O dinheiro do crime
O Estado de S.Paulo antecipa, na edição de hoje, parte das informações que devem ser divulgadas ao longo do dia pelo Coaf – Conselho de Controle de Atividades Financeiras.
Junto com a extinta CPMF, o Coaf compunha o mais eficiente instrumento das autoridades para investigar a movimentação de dinheiro do crime organizado e da corrupção.
Os dados publicados hoje pintam um quadro gravíssimo sobre o alto nível de organização e o poder financeiro do crime na capital paulista.
Em apenas vinte meses, 748 pessoas suspeitas de pertencer à facção criminosa denominada Primeiro Comando da Capital movimentaram 63 milhões de reais.
Embora os valores das operações sejam contabilizados cumulativamente, o que pode gerar distorções no relatório, o fato de os criminosos trabalharem preferencialmente com dinheiro vivo e com o chamado ‘caixa 2’ indica que o total pode ser até maior do que o que foi detectado pelo Coaf.
Segundo o Estadão, o fluxo de depósitos e transferências revela a estratégia dos criminosos: de contas menores, geralmente em nome de ‘laranjas’, parentes ou mulheres dos integrantes do esquema, o dinheiro flui para cerca de uma centena de contas-matrizes.

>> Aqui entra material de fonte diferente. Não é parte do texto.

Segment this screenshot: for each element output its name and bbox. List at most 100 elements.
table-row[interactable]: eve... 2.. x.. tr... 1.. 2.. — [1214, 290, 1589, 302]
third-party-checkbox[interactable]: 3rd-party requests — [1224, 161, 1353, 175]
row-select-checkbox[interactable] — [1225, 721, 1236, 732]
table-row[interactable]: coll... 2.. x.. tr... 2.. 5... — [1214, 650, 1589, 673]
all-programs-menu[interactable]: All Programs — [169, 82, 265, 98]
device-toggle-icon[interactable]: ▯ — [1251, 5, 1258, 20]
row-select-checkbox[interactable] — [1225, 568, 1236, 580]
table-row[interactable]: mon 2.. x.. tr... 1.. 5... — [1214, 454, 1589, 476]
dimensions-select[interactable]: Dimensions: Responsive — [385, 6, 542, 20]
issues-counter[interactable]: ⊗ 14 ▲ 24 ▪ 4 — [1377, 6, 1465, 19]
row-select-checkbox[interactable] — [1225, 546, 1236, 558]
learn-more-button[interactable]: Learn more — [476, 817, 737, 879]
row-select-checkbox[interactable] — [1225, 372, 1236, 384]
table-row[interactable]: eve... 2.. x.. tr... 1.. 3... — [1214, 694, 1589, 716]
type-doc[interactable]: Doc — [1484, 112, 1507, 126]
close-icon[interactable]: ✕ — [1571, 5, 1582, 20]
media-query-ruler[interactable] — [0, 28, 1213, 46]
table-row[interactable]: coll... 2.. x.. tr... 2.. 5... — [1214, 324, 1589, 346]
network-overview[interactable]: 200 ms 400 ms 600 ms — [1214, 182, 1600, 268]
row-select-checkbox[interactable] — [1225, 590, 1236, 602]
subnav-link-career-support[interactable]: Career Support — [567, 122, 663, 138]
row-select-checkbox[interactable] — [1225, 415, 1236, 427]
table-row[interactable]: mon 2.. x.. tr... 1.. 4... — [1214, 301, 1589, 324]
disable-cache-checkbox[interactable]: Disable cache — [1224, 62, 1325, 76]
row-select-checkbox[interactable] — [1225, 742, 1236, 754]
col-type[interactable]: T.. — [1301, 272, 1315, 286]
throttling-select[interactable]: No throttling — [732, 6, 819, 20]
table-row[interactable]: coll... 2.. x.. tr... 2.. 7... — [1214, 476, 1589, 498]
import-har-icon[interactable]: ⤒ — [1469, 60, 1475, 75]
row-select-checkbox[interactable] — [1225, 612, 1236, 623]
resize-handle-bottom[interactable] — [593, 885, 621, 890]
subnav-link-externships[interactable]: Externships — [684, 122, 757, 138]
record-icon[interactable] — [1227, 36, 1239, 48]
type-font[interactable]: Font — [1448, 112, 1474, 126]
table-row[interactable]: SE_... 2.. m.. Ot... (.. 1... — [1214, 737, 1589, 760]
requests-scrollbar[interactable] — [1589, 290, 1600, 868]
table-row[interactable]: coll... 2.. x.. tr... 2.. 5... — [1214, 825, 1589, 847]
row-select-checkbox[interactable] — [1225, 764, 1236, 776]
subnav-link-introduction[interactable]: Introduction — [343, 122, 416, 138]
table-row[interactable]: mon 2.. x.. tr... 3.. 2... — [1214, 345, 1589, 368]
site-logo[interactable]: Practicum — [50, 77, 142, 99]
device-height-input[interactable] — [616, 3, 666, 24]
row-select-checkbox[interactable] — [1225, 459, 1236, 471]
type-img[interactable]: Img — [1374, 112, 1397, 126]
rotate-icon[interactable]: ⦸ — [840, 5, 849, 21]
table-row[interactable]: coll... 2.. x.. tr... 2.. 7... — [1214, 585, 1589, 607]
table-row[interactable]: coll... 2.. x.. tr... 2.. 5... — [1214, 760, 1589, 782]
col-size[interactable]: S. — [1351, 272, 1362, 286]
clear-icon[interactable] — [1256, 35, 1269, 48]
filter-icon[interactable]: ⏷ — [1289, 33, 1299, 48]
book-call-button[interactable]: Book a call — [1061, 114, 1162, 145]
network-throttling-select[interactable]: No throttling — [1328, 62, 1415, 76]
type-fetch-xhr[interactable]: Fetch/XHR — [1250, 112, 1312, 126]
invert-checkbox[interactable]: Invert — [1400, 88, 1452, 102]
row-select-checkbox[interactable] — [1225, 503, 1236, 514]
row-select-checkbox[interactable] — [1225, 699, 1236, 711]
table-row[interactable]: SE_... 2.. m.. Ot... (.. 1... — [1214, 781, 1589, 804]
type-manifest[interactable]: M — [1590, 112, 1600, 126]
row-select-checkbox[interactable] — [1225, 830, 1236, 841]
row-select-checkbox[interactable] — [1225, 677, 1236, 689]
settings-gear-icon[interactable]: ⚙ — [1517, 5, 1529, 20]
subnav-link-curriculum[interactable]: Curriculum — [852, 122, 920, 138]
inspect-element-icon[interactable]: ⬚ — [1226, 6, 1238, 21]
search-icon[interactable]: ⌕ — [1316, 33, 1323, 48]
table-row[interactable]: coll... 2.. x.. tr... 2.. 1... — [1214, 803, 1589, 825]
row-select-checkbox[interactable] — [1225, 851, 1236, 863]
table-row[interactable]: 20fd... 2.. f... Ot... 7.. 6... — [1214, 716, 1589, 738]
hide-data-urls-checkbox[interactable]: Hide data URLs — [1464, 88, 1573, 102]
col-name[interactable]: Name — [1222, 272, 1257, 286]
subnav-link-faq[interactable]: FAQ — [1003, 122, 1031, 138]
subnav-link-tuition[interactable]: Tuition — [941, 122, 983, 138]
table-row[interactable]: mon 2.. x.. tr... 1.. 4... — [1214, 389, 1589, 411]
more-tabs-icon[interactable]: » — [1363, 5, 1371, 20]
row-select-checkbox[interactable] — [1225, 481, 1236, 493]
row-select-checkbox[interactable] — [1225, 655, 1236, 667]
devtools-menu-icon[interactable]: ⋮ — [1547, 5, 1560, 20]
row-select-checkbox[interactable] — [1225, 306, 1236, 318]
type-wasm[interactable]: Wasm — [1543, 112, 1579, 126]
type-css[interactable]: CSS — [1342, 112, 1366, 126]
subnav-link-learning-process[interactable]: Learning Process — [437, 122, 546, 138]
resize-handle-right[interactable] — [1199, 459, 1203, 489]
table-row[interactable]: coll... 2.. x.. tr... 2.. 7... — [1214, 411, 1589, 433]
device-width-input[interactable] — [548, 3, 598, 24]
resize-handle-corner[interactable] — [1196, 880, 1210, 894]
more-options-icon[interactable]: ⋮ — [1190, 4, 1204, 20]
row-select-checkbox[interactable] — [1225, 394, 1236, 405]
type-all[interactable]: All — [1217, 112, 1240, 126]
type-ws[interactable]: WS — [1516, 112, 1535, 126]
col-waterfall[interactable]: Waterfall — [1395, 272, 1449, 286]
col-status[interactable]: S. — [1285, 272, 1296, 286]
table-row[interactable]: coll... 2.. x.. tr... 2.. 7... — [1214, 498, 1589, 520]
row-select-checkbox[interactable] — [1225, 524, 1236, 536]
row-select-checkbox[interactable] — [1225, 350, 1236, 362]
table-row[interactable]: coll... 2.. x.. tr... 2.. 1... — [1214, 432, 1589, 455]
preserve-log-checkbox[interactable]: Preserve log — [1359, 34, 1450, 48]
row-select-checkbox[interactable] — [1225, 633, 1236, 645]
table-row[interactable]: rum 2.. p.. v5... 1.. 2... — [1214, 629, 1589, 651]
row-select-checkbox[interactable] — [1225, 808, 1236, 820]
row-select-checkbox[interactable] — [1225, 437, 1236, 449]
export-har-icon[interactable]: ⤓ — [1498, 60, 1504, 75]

Com o rastreamento, as autoridades puderam constatar, por exemplo, que os criminosos têm ligações com empresários do transporte coletivo alternativo, os perueiros que atuam na periferia da cidade.
Pode-se deduzir que, por trás desse esquema, estrutura-se uma ampla e muito organizada rede de poder, capaz de influenciar até mesmo eleições importantes e a estabilidade de servidores públicos, como diretores de escolas e delegados de polícia.
Os dados serão divulgados hoje para toda a imprensa.
Como o Estadão publicou antes, o que indica favorecimento das autoridades, é possível que os outros jornais fiquem enciumados, não passem recibo do ‘furo’, ignorando a notícia ou deixando para segundo plano.
Mas se trata seguramente de um dos fatos mais relevantes no noticiário das últimas semanas, que merece um esforço adicional de investigação.
As conexões entre alguns nomes que aparecem na lista da Coaf podem ajudar a Justiça Eleitoral a fazer uma limpeza preventiva nas relações de candidatos na eleição municipal deste ano na região mais habitada do País.
É uma grande oportunidade para a imprensa demonstrar que ainda se dedica a fazer jornalismo de verdade.
O triunfo da boçalidade
Também é do Estadão a melhor contribuição do fim de semana para a análise do papel da mídia na cultura e na qualidade da sociedade contemporânea.
‘A era da performance’, texto publicado no caderno Aliás, edição deste domingo, traz excelentes reflexões sobre a sociedade do exibicionismo sem limites, no qual, aliás, a mídia cumpre o papel fundamental de veículo ou, como se diz no mundo das artes plásticas, de ‘suporte’.
O antiintelectualismo, a ignorância arrogante, a supremacia da tecnologia sobre o conteúdo, a privacidade transformada em espetáculo são alguns dos temas tratados numa longa conversa entre a jornalista Lúcia Guimarães, correspondente em Nova York, e o ensaísta Lee Siegel.
O resultado oferece uma plataforma para reflexão de educadores, formuladores de políticas culturais e de comunicação, mas principalmente para os profissionais da mídia.
Das séries de TV que exploram a intimidade de seres evidentemente patológicos ao fenômeno dos ‘blogs’ que constróem e destróem paradigmas, Lee Siegel devassa o universo que construímos com o casamento entre a tecnologia da informação e o mais irresponsável mercantilismo da mídia.
O ensaísta não afirma que a Internet criou patologias de comportamento, mas observa que o negócio da mídia na internet transformou patologias em objetos de valor positivo.
Ele não precisa citar, mas o leitor atento vai se lembrar de aberrações como o programa Big Brother Brasil e assemelhados, que oferecem uma faceta mais ou menos inocente na rede aberta de TV, mas deixa escancarados na internet comportamentos cuja audiência os donos da emissora se envergonhariam de partilhar com seus filhos.
E em cima de tudo isso, os personagens do programa são avalizados como ‘protagonistas’ em jornais do mesmo grupo empresarial.
O caderno ‘Aliás‘ desta semana é para ler, guardar e manter o espírito crítico no oceano de mediocridades em que estamos mergulhados.